Miri rose from her bed and came to the open window to watch with me, to cock her ear and listen. She put her arm around me.
“There are weddings still,” she said, a catch in her voice. “And I don’t know why I am so surprised.”
One ceremony, and then another.
In the abandoned house, when I had thought Miri was leaving the world, I’d felt as if I were in a different kind of cage. My hands didn’t work and my vision blurred. All became distant and impossible. I didn’t even consider my crutches as I stumbled out to the street in search of help. My voice moved far better than I could, and my cries drew the neighbors from their homes. Jakub, the giver of onions, our Krakow host, was among them. His was the only face I knew and trusted. I pointed to the open door and watched as he dashed inside.

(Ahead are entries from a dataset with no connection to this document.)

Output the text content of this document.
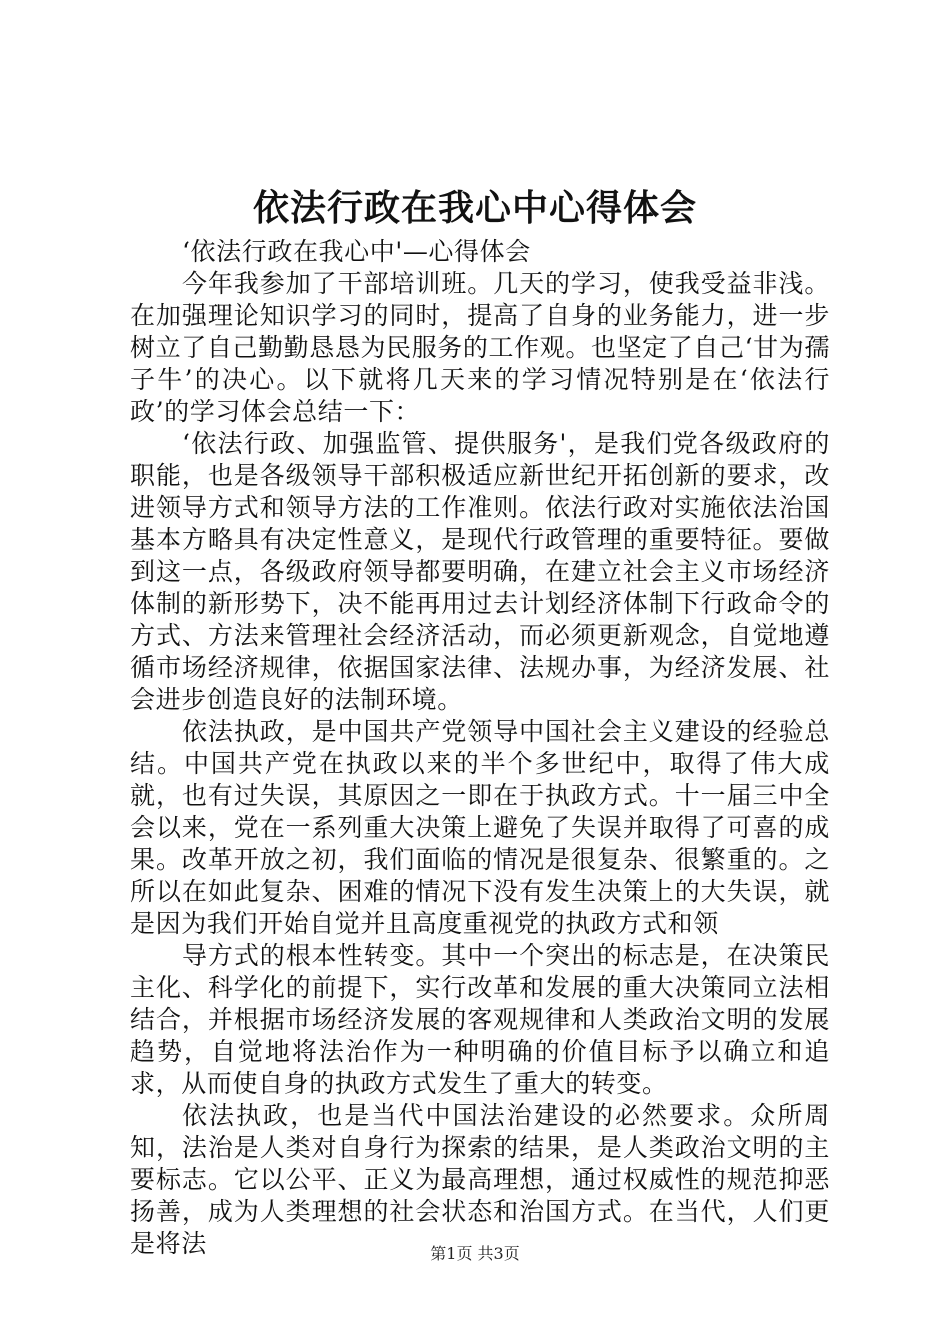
依法行政在我心中心得体会

‘依法行政在我心中'—心得体会

今年我参加了干部培训班。几天的学习，使我受益非浅。在加强理论知识学习的同时，提高了自身的业务能力，进一步树立了自己勤勤恳恳为民服务的工作观。也坚定了自己‘甘为孺子牛’的决心。以下就将几天来的学习情况特别是在‘依法行政’的学习体会总结一下：

‘依法行政、加强监管、提供服务'，是我们党各级政府的职能，也是各级领导干部积极适应新世纪开拓创新的要求，改进领导方式和领导方法的工作准则。依法行政对实施依法治国基本方略具有决定性意义，是现代行政管理的重要特征。要做到这一点，各级政府领导都要明确，在建立社会主义市场经济体制的新形势下，决不能再用过去计划经济体制下行政命令的方式、方法来管理社会经济活动，而必须更新观念，自觉地遵循市场经济规律，依据国家法律、法规办事，为经济发展、社会进步创造良好的法制环境。

依法执政，是中国共产党领导中国社会主义建设的经验总结。中国共产党在执政以来的半个多世纪中，取得了伟大成就，也有过失误，其原因之一即在于执政方式。十一届三中全会以来，党在一系列重大决策上避免了失误并取得了可喜的成果。改革开放之初，我们面临的情况是很复杂、很繁重的。之所以在如此复杂、困难的情况下没有发生决策上的大失误，就是因为我们开始自觉并且高度重视党的执政方式和领

导方式的根本性转变。其中一个突出的标志是，在决策民主化、科学化的前提下，实行改革和发展的重大决策同立法相结合，并根据市场经济发展的客观规律和人类政治文明的发展趋势，自觉地将法治作为一种明确的价值目标予以确立和追求，从而使自身的执政方式发生了重大的转变。

依法执政，也是当代中国法治建设的必然要求。众所周知，法治是人类对自身行为探索的结果，是人类政治文明的主要标志。它以公平、正义为最高理想，通过权威性的规范抑恶扬善，成为人类理想的社会状态和治国方式。在当代，人们更是将法	第1页 共3页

I knew he would carry her out. But I didn’t want to see her state. I didn’t look. Not even as Jakub put Miri in an ambulance and placed me beside her. I did not open my eyes until we came to the hospital. I saw her look away from the nurses and the patients both — though they’d seen many with her affliction, she remained ashamed of it, and her shame did not lift as she was tended to and her vitals were taken and she was given a bed. She refused to lie in that bed; she just perched on the edge and studied the curtain that divided the room, and there she remained until a nurse showed Jakub inside.
His entrance was unusually formal; he gave a little bow at the door — it was as if he thought an extreme politesse might conceal his worry, though from my perspective, it only announced an attachment to the doctor. He looked about the room as if he’d never seen the inside of a hospital before, and then he asked me to give them some privacy. I did, in a way. I ducked behind the curtain that divided the room, and there, behind its cover, I still heard everything.
Jakub drew a chair next to the hospital bed and sat beside Miri’s hunched form. He did not sigh or speak; he didn’t even whisper. In his silence, there was a loss, a too-bright and borderless thing, a loss that understood: the survivor’s hour is different from any other; its every minute answers to a history that won’t be changed or restored or made bearable. Recognizing Jakub’s loss, Miri spoke of her own.